Jairam Susarla
7th Grade, The Honor Roll School
Sugar Land, TX
Jairam has been an astronomy fan for most of his life and was thrilled to learn about exoplanets — planets outside of our solar system — and “how several thousand had been discovered in just the past few years,” he says. Most are discovered by space telescopes on the hunt for transits — the dark shadow an exoplanet will cast as it moves in front of its star. “Although the Transit Method is very accurate, the time it takes to validate an exoplanet from telescope data can take several months,” Jairam says. He decided to use machine learning to find a faster way.
Comparing ML Models to Uncover Exoplanets
View PosterProject Background
Jairam used data from the Kepler Space Telescope Exoplanet Hunting in Deep Space dataset. The dataset has measures of light changes from 5,087 stars, all of which have already been classified with whether or not they have an exoplanet. He divided up the data and used 90 percent of it to train six different machine learning models. Then he used the last 10 percent of the data to test the models once they were trained.

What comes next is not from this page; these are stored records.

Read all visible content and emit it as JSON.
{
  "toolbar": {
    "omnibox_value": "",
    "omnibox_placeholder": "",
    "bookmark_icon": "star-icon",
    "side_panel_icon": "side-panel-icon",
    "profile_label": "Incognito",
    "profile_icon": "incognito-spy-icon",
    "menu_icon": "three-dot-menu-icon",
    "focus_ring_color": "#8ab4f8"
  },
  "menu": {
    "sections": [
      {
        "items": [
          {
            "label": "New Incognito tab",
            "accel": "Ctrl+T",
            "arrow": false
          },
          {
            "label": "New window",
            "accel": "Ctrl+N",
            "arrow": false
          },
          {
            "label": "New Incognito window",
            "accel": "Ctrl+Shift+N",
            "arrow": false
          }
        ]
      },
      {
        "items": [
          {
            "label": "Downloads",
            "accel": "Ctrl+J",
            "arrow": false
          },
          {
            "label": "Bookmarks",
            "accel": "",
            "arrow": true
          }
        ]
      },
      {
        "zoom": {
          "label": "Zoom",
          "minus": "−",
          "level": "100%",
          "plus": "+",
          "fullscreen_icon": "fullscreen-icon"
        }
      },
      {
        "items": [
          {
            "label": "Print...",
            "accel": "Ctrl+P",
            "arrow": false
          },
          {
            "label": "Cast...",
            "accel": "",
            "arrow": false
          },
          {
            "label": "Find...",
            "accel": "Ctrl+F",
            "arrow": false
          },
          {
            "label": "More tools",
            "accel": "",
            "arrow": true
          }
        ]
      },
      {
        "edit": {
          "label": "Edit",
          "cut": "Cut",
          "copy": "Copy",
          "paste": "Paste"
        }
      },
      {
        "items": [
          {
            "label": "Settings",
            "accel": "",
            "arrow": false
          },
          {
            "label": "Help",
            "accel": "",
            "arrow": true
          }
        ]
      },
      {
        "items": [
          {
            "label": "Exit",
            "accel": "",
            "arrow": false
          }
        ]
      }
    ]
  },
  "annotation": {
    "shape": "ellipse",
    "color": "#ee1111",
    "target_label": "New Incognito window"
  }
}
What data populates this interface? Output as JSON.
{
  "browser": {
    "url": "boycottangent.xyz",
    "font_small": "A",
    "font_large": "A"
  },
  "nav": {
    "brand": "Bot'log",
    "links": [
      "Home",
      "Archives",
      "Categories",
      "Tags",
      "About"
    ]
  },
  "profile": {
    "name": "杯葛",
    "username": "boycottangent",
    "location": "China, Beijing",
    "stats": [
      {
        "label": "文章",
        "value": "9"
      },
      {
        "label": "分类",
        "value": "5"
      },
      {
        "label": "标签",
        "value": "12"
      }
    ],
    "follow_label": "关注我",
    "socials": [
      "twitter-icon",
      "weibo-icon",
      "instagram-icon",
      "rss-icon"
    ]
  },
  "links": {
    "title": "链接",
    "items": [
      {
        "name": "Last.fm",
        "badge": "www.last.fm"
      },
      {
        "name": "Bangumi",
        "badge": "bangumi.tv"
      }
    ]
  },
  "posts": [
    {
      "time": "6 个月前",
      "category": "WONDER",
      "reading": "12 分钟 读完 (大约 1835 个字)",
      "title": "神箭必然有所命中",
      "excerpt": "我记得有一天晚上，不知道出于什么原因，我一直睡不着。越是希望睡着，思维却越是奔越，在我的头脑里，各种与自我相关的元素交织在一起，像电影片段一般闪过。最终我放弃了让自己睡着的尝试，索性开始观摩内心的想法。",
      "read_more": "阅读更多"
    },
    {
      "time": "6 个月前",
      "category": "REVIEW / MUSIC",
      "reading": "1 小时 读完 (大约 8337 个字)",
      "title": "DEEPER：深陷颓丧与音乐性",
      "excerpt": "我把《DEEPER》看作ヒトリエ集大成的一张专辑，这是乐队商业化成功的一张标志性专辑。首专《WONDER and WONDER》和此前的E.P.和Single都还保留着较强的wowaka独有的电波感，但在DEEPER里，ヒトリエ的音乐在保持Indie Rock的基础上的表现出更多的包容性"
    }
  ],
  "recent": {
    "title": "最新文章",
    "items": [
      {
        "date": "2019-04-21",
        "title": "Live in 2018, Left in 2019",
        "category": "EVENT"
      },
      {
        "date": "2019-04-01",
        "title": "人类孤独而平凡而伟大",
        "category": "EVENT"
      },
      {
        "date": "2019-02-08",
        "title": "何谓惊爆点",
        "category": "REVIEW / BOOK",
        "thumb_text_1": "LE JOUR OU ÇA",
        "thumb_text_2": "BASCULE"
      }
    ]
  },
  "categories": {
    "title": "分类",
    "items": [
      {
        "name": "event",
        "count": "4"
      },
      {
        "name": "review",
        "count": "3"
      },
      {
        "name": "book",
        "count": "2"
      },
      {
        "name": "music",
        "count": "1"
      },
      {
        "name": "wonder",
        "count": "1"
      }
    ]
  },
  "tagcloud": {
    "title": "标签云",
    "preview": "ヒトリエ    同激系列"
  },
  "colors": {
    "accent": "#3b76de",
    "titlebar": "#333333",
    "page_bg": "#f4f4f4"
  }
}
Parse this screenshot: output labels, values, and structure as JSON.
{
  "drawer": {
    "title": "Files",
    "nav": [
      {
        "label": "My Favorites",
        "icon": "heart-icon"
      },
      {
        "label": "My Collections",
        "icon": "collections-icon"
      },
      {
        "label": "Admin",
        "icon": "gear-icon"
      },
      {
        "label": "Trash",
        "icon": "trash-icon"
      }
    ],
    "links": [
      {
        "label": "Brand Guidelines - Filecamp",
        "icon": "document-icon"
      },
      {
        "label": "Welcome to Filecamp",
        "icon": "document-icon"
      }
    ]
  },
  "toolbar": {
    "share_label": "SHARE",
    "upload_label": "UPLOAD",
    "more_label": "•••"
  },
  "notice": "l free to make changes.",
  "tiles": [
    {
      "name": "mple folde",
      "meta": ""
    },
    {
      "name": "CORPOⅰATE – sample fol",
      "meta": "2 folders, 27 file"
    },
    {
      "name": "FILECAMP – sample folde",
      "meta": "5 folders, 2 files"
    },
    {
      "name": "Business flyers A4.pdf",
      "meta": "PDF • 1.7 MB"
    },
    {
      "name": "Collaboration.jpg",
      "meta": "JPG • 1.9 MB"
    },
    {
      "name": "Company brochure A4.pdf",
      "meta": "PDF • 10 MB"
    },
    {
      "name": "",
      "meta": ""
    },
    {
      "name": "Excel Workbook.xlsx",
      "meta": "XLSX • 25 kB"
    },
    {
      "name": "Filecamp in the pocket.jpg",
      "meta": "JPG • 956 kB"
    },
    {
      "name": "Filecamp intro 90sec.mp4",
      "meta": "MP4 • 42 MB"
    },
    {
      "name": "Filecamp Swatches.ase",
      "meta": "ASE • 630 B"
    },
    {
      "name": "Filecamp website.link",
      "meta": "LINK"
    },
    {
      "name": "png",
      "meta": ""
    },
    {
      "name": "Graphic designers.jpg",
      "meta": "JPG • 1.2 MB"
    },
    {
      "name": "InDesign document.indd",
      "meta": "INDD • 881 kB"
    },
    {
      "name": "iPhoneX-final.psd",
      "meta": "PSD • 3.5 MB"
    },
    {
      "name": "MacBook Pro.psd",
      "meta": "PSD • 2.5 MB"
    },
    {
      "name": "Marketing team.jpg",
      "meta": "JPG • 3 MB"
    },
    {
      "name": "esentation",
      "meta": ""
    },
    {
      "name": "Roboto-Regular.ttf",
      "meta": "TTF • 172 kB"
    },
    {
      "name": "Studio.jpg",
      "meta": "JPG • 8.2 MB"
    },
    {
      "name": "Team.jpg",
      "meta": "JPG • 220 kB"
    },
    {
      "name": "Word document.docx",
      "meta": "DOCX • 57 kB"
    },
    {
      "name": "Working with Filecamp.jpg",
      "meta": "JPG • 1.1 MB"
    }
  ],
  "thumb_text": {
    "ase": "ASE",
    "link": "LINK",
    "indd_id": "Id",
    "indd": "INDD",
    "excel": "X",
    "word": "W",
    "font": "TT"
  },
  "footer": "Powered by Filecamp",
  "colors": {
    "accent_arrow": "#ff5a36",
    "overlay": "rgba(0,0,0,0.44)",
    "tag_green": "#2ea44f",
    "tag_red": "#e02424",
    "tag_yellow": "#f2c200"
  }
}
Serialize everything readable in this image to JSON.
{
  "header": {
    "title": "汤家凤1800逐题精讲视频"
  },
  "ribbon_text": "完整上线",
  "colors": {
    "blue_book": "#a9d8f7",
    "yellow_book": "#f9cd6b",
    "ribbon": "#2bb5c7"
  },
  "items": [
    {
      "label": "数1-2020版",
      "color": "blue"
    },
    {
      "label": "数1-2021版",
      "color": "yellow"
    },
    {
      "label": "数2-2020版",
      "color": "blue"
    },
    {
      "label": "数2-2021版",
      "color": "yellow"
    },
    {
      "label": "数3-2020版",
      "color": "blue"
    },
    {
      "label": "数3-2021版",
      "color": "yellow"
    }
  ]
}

Jairam showed that one of the models, the convoluted neural network (CNN), had 99.82 percent accuracy. Its precision score was 0.83 (meaning that it said one out of six stars had an exoplanet when they did not). He hopes that his model will eventually make detecting and validating new exoplanets easier and much faster.
Beyond the Project
Jairam is a brown belt in Kuk Sool Won, a Korean martial art. He loves buzzer-based science competitions like the National Science Bee, where he always picks astronomy as his topic. He was deeply inspired by Carl Sagan’s “Cosmos” series and hopes to become an astrophysicist one day. “The possibility of finding planets outside of our solar system and life on other planets is very exciting to me,” he says.